Michelangelo Pistoletto
Hard Poetics
1985
Art of squalor, parasitic art, art of mortification. Surface of desolation, obtuse surface. A repulsive art that represents nothing.
Repressed art, like the countries where there is no art. Art that removes, art that crushes, livid art, squalid art, a squalor that is only in art. Squalor of things without art, art that removes, art that makes the eye and the mind hard.
An immobile, viscous, worn out art.
Grayish, blackish that tends towards yellowish.
Mass of triturated ideas, of pulverized objects, of meanings that are smashed, rotten, softened, and compressed.
Fragments of instruments and concepts; stellar dust, cosmic foam, meteorite lava, side real ice.
Fountains of jets of grayishness.
Idiotic thicknesses of a crushed and dribbled art, as arduous as childbirth.
Weightless art without instruments. But filthy like the swarming of a disgusting humanity.
A grave and cowardly art that achieves the maximum distance and maximum slowness without being grazed by infinity or immobility.
The motion is slow like the catastrophic motion of the universe.
The slowness of vast distances replaces the swiftness of approaching movement, the violence of transformation, the speed of change in the approached distances.
It is the perception of contemporaneity beyond time/space.
Heterocontemporaneity
endocontemporaneity
incorporeacontemporaneity.
Figures bathed by the black light of billions of shadow years, leaden in a planet too vividly colored by too rich and too creative a nature. Mother of squandering. Too much dazzling light, too much illusion.
Art of squalor, theater of squalor and consuming obstinate heroism.
Dry slap on hardness, sticky powder, exhausted color.
Vile mass tinted with vile colors, noble mass tinted with vile color.
Gray curtain, shabby drapes.
Literal vision of the sentimental, literal like the mortified will, like degraded dignity, like offended truth;with no redemption other than squalor.
Art of squalor as the only commitment, as the only possibility, as the only strength, as the only activity.

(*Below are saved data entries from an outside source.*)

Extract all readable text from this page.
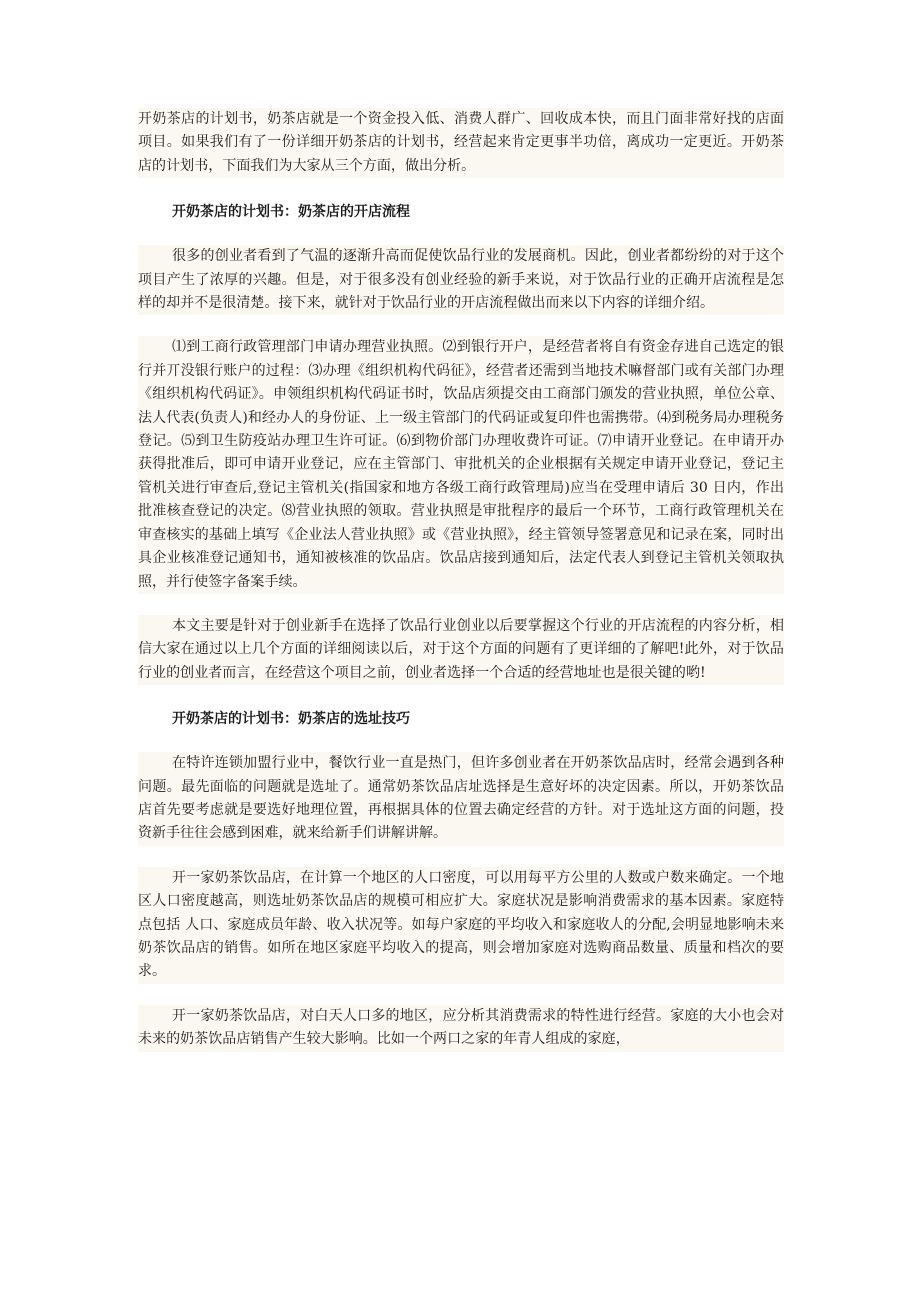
开奶茶店的计划书，奶茶店就是一个资金投入低、消费人群广、回收成本快，而且门面非常好找的店面项目。如果我们有了一份详细开奶茶店的计划书，经营起来肯定更事半功倍，离成功一定更近。开奶茶店的计划书，下面我们为大家从三个方面，做出分析。
开奶茶店的计划书：奶茶店的开店流程
很多的创业者看到了气温的逐渐升高而促使饮品行业的发展商机。因此，创业者都纷纷的对于这个项目产生了浓厚的兴趣。但是，对于很多没有创业经验的新手来说，对于饮品行业的正确开店流程是怎样的却并不是很清楚。接下来，就针对于饮品行业的开店流程做出而来以下内容的详细介绍。
⑴到工商行政管理部门申请办理营业执照。⑵到银行开户，是经营者将自有资金存进自己选定的银行并丌没银行账户的过程：⑶办理《组织机构代码征》，经营者还需到当地技术嘛督部门或有关部门办理《组织机构代码证》。申领组织机构代码证书时，饮品店须提交由工商部门颁发的营业执照，单位公章、法人代表(负责人)和经办人的身份证、上一级主管部门的代码证或复印件也需携带。⑷到税务局办理税务登记。⑸到卫生防疫站办理卫生许可证。⑹到物价部门办理收费许可证。⑺申请开业登记。在申请开办获得批准后，即可申请开业登记，应在主管部门、审批机关的企业根据有关规定申请开业登记，登记主管机关进行审查后,登记主管机关(指国家和地方各级工商行政管理局)应当在受理申请后 30 日内，作出批准核查登记的决定。⑻营业执照的领取。营业执照是审批程序的最后一个环节，工商行政管理机关在审查核实的基础上填写《企业法人营业执照》或《营业执照》，经主管领导签署意见和记录在案，同时出具企业核准登记通知书，通知被核准的饮品店。饮品店接到通知后，法定代表人到登记主管机关领取执照，并行使签字备案手续。
本文主要是针对于创业新手在选择了饮品行业创业以后要掌握这个行业的开店流程的内容分析，相信大家在通过以上几个方面的详细阅读以后，对于这个方面的问题有了更详细的了解吧!此外，对于饮品行业的创业者而言，在经营这个项目之前，创业者选择一个合适的经营地址也是很关键的哟!
开奶茶店的计划书：奶茶店的选址技巧
在特许连锁加盟行业中，餐饮行业一直是热门，但许多创业者在开奶茶饮品店时，经常会遇到各种问题。最先面临的问题就是选址了。通常奶茶饮品店址选择是生意好坏的决定因素。所以，开奶茶饮品店首先要考虑就是要选好地理位置，再根据具体的位置去确定经营的方针。对于选址这方面的问题，投资新手往往会感到困难，就来给新手们讲解讲解。
开一家奶茶饮品店，在计算一个地区的人口密度，可以用每平方公里的人数或户数来确定。一个地区人口密度越高，则选址奶茶饮品店的规模可相应扩大。家庭状况是影响消费需求的基本因素。家庭特点包括 人口、家庭成员年龄、收入状况等。如每户家庭的平均收入和家庭收人的分配,会明显地影响未来奶茶饮品店的销售。如所在地区家庭平均收入的提高，则会增加家庭对选购商品数量、质量和档次的要求。
开一家奶茶饮品店，对白天人口多的地区，应分析其消费需求的特性进行经营。家庭的大小也会对未来的奶茶饮品店销售产生较大影响。比如一个两口之家的年青人组成的家庭，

Prison as the the only place of freedom and only the vague, bright slowness of distance. It is the consistencyof a forced volume. It is the velocity of the canvas that we find when moving away from the mirror.
We have joined the velocity of the canvas, that is, its slowness.
The slowness of vast distances in the soaked color of squalor, which is not sham but thickness.
Subterranean energy of dense skies in the depth of the sea, without interruption.
Flat to the eyes, dark, reddish, far from everything and everyone; alone. A terrible detachment, a definitive otherness, a cold softness.
A wrong angularity, an insipid form, and silence.
Veined silence, gliding silence, and tepid torpor.
Foam and canvas soaked in stucco.
Black sculpture of figures dipped in tars of squalor, with lava outlines.
Art without decorum, art without deceit, numb impact of a vaguely silly volume.
The accounts do not balance, the square that does not square, the cube that does not cube, uneven parallelepiped.
Too large a hand, too abstract a shoulder.
From the limbo of a well as deep as the void comes the squalor that molds the figures that gaze into the well.
The luminous fountain of a bad painter, the minus objects of a delusive art, the infinite dust of the brilliant squalor on the mica square.
The rejection by a cubic meter. And the giants in stages under the dome of each temple, twisted figures turning on themselves.
Copulating males.
I took the second distant voyage in a time where sculpture is recomposed. Venus interrupted.
The third voyage goes further.
The first voyage was close, very close to the mirror. It was the rapid change, the mutation of styles at the speed of perception. Now, the person painted on surfaces also, people also turn to the mirror with small, very small changes. The difference between the paintings is that of a gesture. Little movement, it is the slowness of painting of which these figures are made. Like the sequence of the farmer burning memory.
From the window of a racing train, we see the hedge passing at a dizzying speed, the houses further on are the minus objects, a swift verification.
Then the slower hills in the distance and far away the motionless mountains.
We express ourselves at those distances and at those speeds. From the speed of nearby objects to the slowness of distant squalor.
The great catastrophes are tiny faded dots on canvas, tiny accidents. The vanished presences have remained there before our eyes, transported to the slow rhythm of the centuries. And we see ourselves in the mirror of time, which is the self-portrait of stars.
The languor of a universal hunger, the effort that seeks its sleep, everywhere. The absurd idea of a nonexistant ruin, when there is nothing but ruin, the complex and refined ruin that produces blood in the veins. That transforms rocks into stones, the sky into sunset, and words into squalor.